驺慕宜忽的站立起来,强壮的身躯在黑暗的勾描之下越发伟岸,他铿锵有力地说:“小昼,无论你是谁,无论你是这个世界还是那个世界的人,你都是家里的一员!我听你的,为了实现金和你的理想,为了挽救镇子,为了将来的孩子们,我马上回去,明天就召集兄弟们,攻打造纸厂,抢回书籍!”
我也站起身来,和他响亮的击掌。
我的理想,我来了。
早上居然云层散尽,清粲的阳光从蔚蓝的天空中慷慨的普照下来。
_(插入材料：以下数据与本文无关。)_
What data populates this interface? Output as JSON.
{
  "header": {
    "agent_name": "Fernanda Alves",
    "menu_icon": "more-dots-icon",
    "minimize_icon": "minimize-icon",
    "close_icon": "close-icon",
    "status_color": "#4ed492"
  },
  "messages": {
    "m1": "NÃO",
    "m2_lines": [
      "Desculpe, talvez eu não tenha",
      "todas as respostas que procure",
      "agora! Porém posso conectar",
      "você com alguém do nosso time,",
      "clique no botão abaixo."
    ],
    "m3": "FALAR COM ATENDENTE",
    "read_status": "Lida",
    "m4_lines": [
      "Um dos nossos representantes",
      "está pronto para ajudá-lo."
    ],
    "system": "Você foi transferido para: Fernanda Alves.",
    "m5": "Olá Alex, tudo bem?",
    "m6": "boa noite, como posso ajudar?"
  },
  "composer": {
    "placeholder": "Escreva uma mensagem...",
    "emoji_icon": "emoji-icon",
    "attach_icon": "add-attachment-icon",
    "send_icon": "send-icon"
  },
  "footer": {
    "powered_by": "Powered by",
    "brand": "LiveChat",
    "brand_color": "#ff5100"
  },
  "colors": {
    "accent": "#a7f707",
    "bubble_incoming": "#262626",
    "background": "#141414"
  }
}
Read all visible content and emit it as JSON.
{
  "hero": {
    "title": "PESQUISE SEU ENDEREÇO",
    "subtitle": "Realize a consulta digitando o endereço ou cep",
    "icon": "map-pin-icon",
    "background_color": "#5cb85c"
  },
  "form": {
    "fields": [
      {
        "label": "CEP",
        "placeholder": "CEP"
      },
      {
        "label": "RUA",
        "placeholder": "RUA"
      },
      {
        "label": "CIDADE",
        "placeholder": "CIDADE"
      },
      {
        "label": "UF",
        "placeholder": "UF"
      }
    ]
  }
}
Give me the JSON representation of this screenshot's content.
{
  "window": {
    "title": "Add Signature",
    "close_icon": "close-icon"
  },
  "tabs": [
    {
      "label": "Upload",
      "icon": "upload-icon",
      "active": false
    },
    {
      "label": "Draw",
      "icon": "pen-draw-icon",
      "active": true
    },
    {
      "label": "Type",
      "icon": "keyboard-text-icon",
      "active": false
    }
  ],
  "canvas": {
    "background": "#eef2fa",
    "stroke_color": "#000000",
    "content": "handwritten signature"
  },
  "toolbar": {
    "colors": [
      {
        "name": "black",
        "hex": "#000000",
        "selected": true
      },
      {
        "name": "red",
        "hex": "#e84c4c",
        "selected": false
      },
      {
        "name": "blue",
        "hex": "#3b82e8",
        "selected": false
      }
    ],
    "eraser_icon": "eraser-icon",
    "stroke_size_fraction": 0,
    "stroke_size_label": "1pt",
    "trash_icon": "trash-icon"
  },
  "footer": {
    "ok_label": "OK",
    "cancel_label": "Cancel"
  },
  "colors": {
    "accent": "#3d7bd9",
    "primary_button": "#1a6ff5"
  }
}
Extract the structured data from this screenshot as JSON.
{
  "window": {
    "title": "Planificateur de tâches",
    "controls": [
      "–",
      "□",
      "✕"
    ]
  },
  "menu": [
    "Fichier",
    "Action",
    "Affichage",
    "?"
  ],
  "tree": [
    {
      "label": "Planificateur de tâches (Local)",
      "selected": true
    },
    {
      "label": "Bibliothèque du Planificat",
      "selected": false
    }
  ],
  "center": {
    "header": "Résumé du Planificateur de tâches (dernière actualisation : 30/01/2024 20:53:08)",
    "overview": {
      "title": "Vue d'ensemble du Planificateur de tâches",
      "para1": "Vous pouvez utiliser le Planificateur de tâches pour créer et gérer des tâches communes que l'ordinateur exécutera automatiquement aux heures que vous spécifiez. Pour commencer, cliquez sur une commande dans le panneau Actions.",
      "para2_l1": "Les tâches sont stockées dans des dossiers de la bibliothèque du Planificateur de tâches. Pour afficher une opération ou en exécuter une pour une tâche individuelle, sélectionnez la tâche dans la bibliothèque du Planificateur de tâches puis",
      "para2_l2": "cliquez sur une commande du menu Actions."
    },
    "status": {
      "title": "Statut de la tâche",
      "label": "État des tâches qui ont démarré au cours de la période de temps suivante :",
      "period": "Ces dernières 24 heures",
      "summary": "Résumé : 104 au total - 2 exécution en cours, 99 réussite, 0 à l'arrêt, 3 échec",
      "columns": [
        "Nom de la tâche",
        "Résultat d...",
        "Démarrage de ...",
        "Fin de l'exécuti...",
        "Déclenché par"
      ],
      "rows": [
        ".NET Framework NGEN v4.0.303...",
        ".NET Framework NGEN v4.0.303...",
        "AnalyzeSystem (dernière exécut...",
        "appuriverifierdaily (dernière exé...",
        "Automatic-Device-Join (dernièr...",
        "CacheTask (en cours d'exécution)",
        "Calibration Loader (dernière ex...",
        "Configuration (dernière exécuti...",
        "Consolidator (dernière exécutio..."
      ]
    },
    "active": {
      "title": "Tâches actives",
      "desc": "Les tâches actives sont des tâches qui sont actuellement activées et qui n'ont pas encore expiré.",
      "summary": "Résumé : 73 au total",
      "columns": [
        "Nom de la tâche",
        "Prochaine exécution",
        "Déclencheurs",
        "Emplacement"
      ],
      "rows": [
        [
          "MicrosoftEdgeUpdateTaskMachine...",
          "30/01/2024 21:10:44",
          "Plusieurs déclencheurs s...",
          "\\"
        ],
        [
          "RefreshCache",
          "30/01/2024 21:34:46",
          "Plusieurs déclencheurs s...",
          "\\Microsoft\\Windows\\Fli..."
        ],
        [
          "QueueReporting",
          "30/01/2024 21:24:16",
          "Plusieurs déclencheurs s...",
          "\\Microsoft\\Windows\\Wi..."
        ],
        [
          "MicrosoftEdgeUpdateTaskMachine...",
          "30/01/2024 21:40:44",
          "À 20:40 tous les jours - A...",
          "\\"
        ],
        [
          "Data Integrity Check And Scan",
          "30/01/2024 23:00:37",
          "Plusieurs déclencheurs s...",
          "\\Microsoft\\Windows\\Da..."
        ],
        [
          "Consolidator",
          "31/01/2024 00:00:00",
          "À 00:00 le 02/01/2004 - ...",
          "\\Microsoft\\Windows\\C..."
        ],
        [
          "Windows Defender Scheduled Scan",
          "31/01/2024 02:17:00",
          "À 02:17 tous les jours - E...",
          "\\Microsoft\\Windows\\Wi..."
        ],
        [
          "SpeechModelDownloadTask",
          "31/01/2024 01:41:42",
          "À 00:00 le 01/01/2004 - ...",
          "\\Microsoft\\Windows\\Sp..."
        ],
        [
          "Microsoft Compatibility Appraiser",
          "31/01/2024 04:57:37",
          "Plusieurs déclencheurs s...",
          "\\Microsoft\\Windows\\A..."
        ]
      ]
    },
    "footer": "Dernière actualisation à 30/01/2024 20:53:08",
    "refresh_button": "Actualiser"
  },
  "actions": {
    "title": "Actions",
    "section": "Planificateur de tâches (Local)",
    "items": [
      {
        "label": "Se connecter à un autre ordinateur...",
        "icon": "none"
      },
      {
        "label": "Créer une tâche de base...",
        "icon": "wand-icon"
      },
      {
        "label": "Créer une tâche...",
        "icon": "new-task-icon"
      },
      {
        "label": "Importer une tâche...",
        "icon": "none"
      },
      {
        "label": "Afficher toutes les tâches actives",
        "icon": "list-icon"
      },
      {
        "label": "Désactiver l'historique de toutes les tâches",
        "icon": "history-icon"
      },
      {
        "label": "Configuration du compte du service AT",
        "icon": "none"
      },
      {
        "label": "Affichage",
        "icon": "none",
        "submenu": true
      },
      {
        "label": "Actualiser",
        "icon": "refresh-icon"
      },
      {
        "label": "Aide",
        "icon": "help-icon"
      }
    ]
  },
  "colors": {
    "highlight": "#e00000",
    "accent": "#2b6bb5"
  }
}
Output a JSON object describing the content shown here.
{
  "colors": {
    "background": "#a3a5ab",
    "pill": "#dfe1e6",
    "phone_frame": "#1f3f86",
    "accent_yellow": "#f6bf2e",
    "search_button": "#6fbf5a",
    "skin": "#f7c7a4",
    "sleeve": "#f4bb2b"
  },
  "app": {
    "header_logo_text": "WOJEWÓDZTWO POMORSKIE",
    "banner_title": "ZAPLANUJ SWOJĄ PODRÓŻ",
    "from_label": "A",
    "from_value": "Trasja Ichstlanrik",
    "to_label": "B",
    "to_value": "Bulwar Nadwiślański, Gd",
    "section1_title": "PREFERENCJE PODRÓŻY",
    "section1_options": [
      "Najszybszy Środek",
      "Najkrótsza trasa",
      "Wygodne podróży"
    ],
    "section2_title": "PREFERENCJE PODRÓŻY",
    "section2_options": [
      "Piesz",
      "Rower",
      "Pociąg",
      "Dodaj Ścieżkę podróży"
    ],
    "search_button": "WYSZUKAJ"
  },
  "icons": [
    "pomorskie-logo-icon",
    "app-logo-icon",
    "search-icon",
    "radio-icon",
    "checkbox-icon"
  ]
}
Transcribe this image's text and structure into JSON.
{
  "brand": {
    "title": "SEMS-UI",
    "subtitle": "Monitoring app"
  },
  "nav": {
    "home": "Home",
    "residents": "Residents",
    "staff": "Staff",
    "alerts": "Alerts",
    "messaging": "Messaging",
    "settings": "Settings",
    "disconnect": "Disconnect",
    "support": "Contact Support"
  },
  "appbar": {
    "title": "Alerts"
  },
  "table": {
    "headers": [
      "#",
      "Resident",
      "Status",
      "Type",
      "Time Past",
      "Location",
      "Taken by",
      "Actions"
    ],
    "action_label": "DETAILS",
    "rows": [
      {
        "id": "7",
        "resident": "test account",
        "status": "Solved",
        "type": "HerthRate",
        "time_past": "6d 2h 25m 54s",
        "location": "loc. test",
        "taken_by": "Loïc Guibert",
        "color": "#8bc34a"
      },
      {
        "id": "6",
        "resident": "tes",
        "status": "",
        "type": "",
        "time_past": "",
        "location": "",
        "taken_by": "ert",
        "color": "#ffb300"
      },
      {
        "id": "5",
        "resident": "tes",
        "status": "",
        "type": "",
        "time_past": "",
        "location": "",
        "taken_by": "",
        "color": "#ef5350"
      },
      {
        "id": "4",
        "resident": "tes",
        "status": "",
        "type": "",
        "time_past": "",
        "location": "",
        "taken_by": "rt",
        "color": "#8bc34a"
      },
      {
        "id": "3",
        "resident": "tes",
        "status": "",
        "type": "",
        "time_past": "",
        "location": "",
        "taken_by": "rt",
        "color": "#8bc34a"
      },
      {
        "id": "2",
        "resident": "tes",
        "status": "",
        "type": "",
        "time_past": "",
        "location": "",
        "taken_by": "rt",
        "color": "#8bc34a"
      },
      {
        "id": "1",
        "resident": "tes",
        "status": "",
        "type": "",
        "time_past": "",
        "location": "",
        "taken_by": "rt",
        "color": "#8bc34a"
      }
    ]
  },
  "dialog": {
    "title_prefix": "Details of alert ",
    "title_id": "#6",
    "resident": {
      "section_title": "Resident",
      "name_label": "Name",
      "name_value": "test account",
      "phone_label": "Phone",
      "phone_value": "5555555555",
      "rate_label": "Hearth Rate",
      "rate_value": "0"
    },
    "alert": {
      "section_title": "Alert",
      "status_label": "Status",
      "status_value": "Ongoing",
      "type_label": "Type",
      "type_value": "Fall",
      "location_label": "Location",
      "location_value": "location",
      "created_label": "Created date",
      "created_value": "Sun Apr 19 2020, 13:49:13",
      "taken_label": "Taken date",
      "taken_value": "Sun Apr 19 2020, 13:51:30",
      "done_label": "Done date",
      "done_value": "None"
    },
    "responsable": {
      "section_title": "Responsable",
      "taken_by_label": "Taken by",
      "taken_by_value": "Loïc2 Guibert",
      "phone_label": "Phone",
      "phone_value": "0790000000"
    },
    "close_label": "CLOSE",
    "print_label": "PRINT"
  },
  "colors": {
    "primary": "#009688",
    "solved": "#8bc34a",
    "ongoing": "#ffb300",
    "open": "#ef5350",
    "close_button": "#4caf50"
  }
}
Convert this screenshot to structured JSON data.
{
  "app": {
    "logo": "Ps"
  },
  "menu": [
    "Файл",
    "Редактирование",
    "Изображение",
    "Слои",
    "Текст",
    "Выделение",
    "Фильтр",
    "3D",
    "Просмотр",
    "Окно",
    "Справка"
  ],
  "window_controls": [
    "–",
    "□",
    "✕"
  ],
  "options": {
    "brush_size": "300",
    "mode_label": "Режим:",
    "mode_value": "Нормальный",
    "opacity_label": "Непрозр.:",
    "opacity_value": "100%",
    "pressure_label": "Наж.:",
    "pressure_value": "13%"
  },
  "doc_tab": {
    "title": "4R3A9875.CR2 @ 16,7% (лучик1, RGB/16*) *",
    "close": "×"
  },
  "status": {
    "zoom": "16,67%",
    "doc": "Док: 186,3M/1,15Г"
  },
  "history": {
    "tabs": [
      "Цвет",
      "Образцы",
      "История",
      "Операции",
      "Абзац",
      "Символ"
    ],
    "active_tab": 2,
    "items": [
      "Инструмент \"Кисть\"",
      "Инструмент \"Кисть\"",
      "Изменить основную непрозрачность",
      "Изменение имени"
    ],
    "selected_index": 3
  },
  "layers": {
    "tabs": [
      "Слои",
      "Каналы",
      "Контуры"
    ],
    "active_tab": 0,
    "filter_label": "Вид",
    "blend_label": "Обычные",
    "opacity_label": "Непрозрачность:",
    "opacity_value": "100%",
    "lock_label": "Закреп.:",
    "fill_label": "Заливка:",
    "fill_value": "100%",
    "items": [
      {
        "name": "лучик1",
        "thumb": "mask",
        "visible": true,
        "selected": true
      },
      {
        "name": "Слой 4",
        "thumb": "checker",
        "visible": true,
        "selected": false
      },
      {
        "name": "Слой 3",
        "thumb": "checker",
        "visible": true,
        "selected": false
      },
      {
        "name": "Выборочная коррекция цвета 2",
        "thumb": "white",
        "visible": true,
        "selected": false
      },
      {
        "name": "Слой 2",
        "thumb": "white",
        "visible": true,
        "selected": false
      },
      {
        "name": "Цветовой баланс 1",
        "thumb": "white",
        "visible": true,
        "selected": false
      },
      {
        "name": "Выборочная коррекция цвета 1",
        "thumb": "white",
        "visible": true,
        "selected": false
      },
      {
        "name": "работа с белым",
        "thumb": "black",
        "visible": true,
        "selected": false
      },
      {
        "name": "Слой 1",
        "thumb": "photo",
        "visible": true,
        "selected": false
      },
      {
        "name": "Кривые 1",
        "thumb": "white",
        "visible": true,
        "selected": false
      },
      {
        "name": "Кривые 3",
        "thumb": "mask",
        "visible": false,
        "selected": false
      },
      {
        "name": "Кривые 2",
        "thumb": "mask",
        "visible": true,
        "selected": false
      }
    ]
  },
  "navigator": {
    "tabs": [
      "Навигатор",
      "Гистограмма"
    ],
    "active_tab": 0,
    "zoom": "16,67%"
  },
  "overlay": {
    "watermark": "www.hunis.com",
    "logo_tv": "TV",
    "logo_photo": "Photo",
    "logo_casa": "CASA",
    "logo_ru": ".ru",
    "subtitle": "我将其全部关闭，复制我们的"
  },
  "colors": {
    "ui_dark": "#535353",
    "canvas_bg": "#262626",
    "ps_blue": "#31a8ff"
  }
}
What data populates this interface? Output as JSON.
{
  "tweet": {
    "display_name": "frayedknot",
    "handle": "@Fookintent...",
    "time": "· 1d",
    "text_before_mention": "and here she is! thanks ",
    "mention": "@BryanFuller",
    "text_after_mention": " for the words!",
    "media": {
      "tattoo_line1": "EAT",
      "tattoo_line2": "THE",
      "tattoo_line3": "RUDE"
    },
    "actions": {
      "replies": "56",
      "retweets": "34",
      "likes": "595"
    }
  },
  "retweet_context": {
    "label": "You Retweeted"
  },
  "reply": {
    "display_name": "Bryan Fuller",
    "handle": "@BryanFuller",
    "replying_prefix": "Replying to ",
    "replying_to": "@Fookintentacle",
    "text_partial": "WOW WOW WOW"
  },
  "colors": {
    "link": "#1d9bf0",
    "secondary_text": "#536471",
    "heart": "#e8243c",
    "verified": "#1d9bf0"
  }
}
这种天气让镇上的人心神不宁,但对我来说,却不啻于一种不可多遇的享受。驺慕宜和我带着西南两帮的会员们,朝着阳光照射过来的东方出发。东边日出的地方,还余留着片片彩霞,如同战后的鲜血,如同燃烧的火焰。
穿过镇子中心的时候,老驺从后面气喘吁吁的赶上我们。
“大慕,小昼,你们真的要去打造纸厂吗?镇上虽然天天月月打仗,但是都在战场上打,没有攻打别人院子、厂子什么的道理!”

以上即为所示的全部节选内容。